Excellence in musical worship
On page 236 Keller pleads for musical excellence in corporate worship. All of you by now well know that I agree whole-heartedly with him. He gave three reasons for striving for this excellene:
- It will help the worshipper sense the transcendence of God and appreciate His grandeur.
- It will remove any possible hindrance that poor quality might cause.
- Modern society has less toleration of mediocrity due to the availability of excellent music through electronic mediums.
I would like to add two reasons to this list.
- In anything we set our hands to do, including music, we should do it with all our might for our God.
- We were created with the ability to create, and when we create music with excellence, we are experiencing part of what God intended for us to do and be. I believe this is inherently good.
With which of these five reasons do you disagree, and why? If you agree with all of them, please think of another good reason for musical excellence in corporate worship and share that.
what if we can’t think of any reasons for musical excellence in worship?
I don’t know if I disagree, but I don’t think I understand Keller’s
1. It will help the worshipper sense the transcendence of God and appreciate His grandeur.
When I hear music, I generally think about how a composer would have thought through the music before I start thinking about sensing God’s attributes. This may seem a little obtuse, but I think I need some more clarification on this one.
I think your two reasons should be the first two reasons. I am not sure I agere with his third reason, that modern society has less tolerance for mediocrity. I think that in all societies, people have recognized excellence and have tolerated mediocrity.

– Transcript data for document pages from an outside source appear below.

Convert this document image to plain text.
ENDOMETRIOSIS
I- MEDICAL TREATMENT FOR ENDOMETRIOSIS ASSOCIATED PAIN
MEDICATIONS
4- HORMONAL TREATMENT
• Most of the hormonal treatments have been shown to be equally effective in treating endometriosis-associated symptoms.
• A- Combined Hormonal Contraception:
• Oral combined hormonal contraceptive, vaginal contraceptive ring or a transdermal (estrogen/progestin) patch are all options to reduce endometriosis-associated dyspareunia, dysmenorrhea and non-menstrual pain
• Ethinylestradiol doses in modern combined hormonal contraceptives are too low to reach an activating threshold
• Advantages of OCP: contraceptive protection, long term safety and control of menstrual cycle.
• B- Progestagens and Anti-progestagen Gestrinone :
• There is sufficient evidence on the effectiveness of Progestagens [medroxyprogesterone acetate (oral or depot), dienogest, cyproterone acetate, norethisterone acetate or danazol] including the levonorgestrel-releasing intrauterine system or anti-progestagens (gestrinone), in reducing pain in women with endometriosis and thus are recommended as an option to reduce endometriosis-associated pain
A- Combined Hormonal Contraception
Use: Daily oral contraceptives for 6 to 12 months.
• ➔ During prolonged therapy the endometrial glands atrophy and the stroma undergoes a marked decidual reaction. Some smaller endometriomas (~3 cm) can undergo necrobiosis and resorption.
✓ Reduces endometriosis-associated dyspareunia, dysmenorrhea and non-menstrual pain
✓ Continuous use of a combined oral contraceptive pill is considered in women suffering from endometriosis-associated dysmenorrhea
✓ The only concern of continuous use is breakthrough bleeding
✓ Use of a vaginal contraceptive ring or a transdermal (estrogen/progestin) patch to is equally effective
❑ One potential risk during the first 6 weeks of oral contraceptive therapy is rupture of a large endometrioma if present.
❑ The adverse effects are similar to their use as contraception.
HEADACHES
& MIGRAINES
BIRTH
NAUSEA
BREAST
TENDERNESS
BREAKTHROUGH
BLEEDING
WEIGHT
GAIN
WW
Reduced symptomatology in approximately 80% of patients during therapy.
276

Isn’t part of our discussion about the lack of theological depth in modern praise music being generated for sales and radio play?
Actually, I think society has MORE tolerance for less-than-perfect music than they did before the advent of machine created electronic stuff. Indie music has NEVER been more popular, and live, coffee shop music and support of local artists has never been more vibrant. This greater society phenomenon does not hold true in Christian radio, or radio imitative church music, so folks in that realm don’t really know what’s going on out there.
I’m with Jesse where I don’t understand the first one. I think it depends on what you define excellence music as being. what if your definition of musical excellence isnt’ the same as someone else in the congregation so instead of them sensing the transcedence of God they are distracted and uncomfortable. Couldn’t that be a possiblity?